The Makahiki system already contains features for recording when users have completed certain activities and for unlocking higher tiers of activities in response. The badge system is, from a game design standpoint, easy to think of as a reward system for wiki contributions, some awarded automatically and some by the decision of administrators. (For something similar, see Wikipedia’s Barnstars.) In this system, Makahiki’s Smart Grid Game would be re-purposed for a wiki training game, in which a user plays around in a sandbox and unlocks basic user privileges as he or she goes, earning badges as a certification of basic training. Just as Wikipedia regularly selects featured articles, the authors of the highest-rated guides in each category could periodically be invited to contribute to the documentation of new builds of a software system by the developers.

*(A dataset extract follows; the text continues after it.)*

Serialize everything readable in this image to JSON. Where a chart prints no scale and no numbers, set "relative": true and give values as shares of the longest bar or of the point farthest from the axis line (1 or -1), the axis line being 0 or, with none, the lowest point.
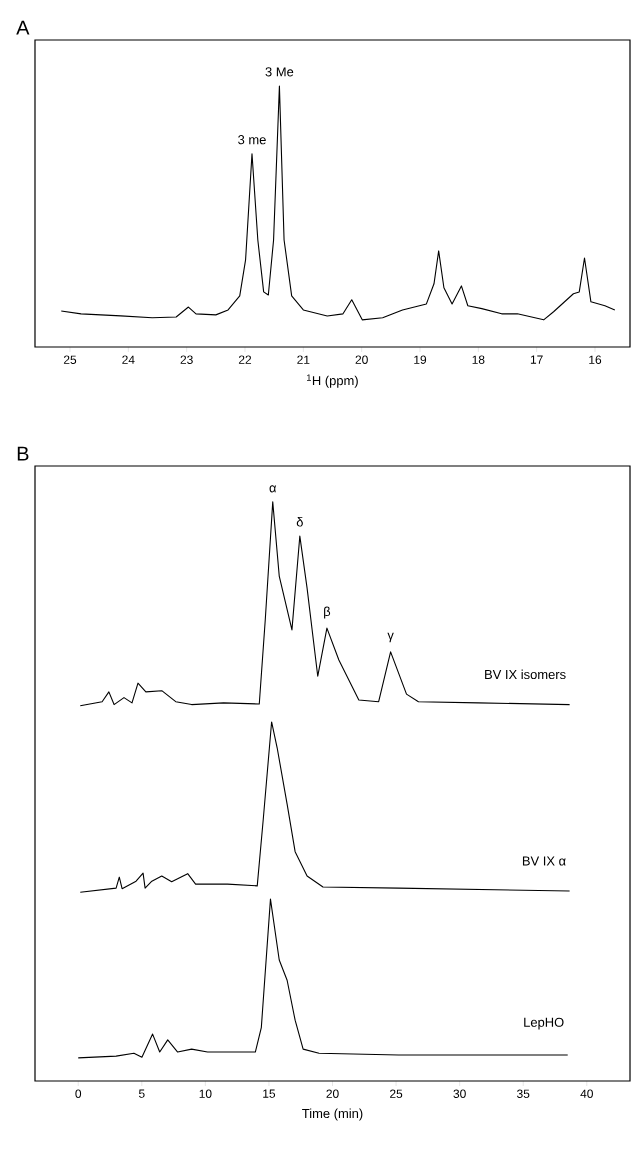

I think there is also a need for an “Issue” article type, for users who have found a problem and have documented it but do not know how to fix it. Instead of just a usual bug-tracking system, which users may be unaware of, and in which it can be difficult to figure out at first glance why an issue has a certain severity rating, articles on the issues themselves could become collection points for comments, and eventually become troubleshooting guides.

In this system, articles could be segregated by project or by general category. Hypothetically, developers (as administrators) could manage the creation of article categories and the registration of new projects with the site. Links to the current versions of official documentation could be provided on the project’s page, and users could contribute to multiple projects.

On the Surface: Minor UI Tweaks

User pages, version 2.

Above: A slight redesign of the user page.


I have decided to call the more generally targeted version of the site “SetupBooster,” for reasons which in large part have to do with the lack of unused domain names related to speed and launch metaphors. (Things like rocketstart.me and Kickstarter were reserved long ago.) It is probable that SetupBooster is already taken, but I will worry about less fundamental issues like site name and logo after the site itself is up and running. The slight redesign adds more mentions of user achievements and article ratings, and eliminates the newsfeed (which was essentially a duplicate of the newsfeed on the main page).

Since Issues is going to be an article type, the system for reporting problems with articles is being renamed to “bugs.” Both have similar meanings, but I am not sure which name would be more or less confusing for each. The article categorization system is probably just going to be an identifying string without any article format restrictions, as I can’t think of a specific format to write an issue report in that would differ substantially from an article – both would be required to include software version and operating system, and would feature a general description of some aspect of the software. This allows additional types of articles – suggestions for future development, or in the context of Makahiki, popular community-designed widgets with good setup documentation for creating them – to be added to the system more easily. A manual of style could be created for each type, but that is probably something best left to human administrators to enforce.

In One Month

In one month, I will attempt to integrate an open-source wiki application and a ratings module into Django and see if Makahiki’s Smart Grid Game can be configured to detect changes to versions of an article. Though the django-wikiapp and django-ratings look promising at first glance, I do not know what will be involved in integrating them with each other and the Makahiki badges system. At a minimum, it is my hope that, by the end of this semester, test users will be able to create a new user, run through a series of training games in their own article sandbox which reward them with badges, create and edit their own test articles, and rate their quality. Depending on how similar the wiki application is to Wikipedia, I may not need to implement a separate commenting system if the wiki application provides Talk pages. The short-term goal of this project is to create a ratings-driven Wikipedia-like system that runs on Django, uses the Smart Grid Game to train users, and possibly awards badges based on a running count of how often the user has done certain editing tasks.